Template literals are convenient syntax for building strings with embedded expressions. The lowerer expands them into explicit concatenation chains with to_str() conversions:

// Source
`Hello, {name}! You are {age} years old.`

// Canonical
"Hello, " ++ to_str(name) ++ "! You are " ++ to_str(age) ++ " years old."

Each interpolated expression gets wrapped in a to_str() call (the Printable trait’s method), then the segments are joined with the ++ concat operator. A template with N interpolations becomes a left-folded chain of N×2 concat operations.

ExprKind::TemplateLiteral and TemplateFull become chains of CanExpr::BinaryOp(Concat).

4. List Spread → Method Calls

List spread syntax creates a new list by combining existing lists with new elements:

// Source
[...existing, new_item]

// Canonical
existing.append(new_item)

ExprKind::ListWithSpread becomes method calls on list operations.

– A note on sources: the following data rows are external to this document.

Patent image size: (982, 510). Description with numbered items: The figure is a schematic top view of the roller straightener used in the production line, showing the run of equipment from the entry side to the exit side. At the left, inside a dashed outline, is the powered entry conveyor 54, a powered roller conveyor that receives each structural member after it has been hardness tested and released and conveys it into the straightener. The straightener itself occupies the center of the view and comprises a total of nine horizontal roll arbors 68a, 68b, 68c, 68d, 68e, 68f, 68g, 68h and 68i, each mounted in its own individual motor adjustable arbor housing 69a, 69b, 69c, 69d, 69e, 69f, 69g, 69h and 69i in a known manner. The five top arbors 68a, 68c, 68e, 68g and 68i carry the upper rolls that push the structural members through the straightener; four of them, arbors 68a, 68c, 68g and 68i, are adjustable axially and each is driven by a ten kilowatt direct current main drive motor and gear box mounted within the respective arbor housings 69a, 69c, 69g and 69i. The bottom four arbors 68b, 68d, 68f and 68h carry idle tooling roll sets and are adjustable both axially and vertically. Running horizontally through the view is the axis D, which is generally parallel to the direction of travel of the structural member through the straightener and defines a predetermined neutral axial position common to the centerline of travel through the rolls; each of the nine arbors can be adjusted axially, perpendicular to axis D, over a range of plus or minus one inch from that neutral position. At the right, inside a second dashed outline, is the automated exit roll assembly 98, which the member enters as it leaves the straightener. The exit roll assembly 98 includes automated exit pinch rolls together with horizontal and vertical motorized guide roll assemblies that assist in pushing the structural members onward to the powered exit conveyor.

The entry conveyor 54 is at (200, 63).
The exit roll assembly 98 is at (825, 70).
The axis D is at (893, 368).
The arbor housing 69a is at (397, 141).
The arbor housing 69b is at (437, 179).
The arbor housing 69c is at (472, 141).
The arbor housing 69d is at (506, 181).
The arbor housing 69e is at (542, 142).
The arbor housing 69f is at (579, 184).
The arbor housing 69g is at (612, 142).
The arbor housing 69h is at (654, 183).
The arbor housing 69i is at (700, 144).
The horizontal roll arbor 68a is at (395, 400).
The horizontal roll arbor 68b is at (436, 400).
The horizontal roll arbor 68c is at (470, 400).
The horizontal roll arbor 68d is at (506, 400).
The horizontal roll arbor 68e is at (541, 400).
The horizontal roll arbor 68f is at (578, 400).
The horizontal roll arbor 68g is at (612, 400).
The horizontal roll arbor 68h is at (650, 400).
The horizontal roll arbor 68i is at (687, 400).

5. Map Spread → Method Calls

Map spread merges maps and adds new key-value pairs:

// Source
{...base_map, key: value}

// Canonical
base_map.with(key, value)

ExprKind::MapWithSpread becomes method calls on map operations.

6. Struct Spread → Flat Struct with Field Extraction

Struct spread creates a new struct value by copying fields from a base and overriding some:

// Source
Point { ...base, x: 10 }

// Canonical (pseudocode)
Struct {
    name: "Point",
    fields: [
        ("x", 10),                   // overridden inline
        ("y", base.y),                // field extraction from base (CanExpr::Field)
        // ...one Field entry per struct field not overridden
    ]
}

This is a functional update — the original struct is not mutated. ExprKind::StructWithSpread lowers to a flat CanExpr::Struct literal whose non-overridden fields come from CanExpr::Field extractions off the spread base. No synthesized with_* methods are created; see compiler/ori_canon/src/desugar/spread.rs.

Earlier Desugarings (Before Canonicalization)

Not all desugaring happens in ori_canon. Some transformations occur earlier in the pipeline:

Sugar	Desugared To	Where
`x \|> f(a:)` (pipe)	`let tmp = x; f(a: tmp)`	Type checker
`x += 1` (compound assign)	`x = x + 1`	Parser
`x < y` (comparison ops)	`x.compare(y).is_less()`	Type checker
`for x in items yield x * 2`	Iterator/collect expansion	Type checker

These desugar earlier because they affect type inference or need semantic information that only the type checker has. Pipe desugaring, for example, must determine which parameter to fill — this requires knowing the function’s signature, which is type-level information.

The canonicalization phase handles only the sugar that survived through type checking intact.

Design Rationale

Desugaring at the canonical IR boundary means:

Backends are simpler — ori_eval and ori_arc handle fewer expression variants, reducing code and bug surface
Type-level enforcement — CanExpr physically cannot represent sugar, so backends can’t accidentally miss a case
Single point of truth — desugaring logic lives in one place (ori_canon/src/desugar/), not duplicated across backends
Testing is focused — each backend tests core semantics, not sugar-to-core translation
Better error messages — because the type checker sees the sugared AST, errors reference named arguments, template syntax, and spreads that the user actually wrote, rather than the desugared equivalents they never see

Prior Art

Language	Approach
Haskell/GHC	Progressive desugaring: source → Core (eliminates do-notation, list comprehensions, where-clauses) → STG → Cmm. Each IR level is simpler than the last.
Rust	HIR desugars `for` loops, `?` operator, `async`/`await`. MIR desugars further (drops, pattern matching). Two-stage approach.
Roc	`ast::Expr` → `can::Expr` eliminates string interpolation, record updates, `when` sugar. Similar to Ori’s single-phase approach.
Elm	`Source` → `Canonical` eliminates ports, effects, operators. Decision trees added in `Optimized` phase.
Scala	`for`-comprehensions desugar to `flatMap`/`map`/`filter` chains before type checking — the classic “desugar early” approach.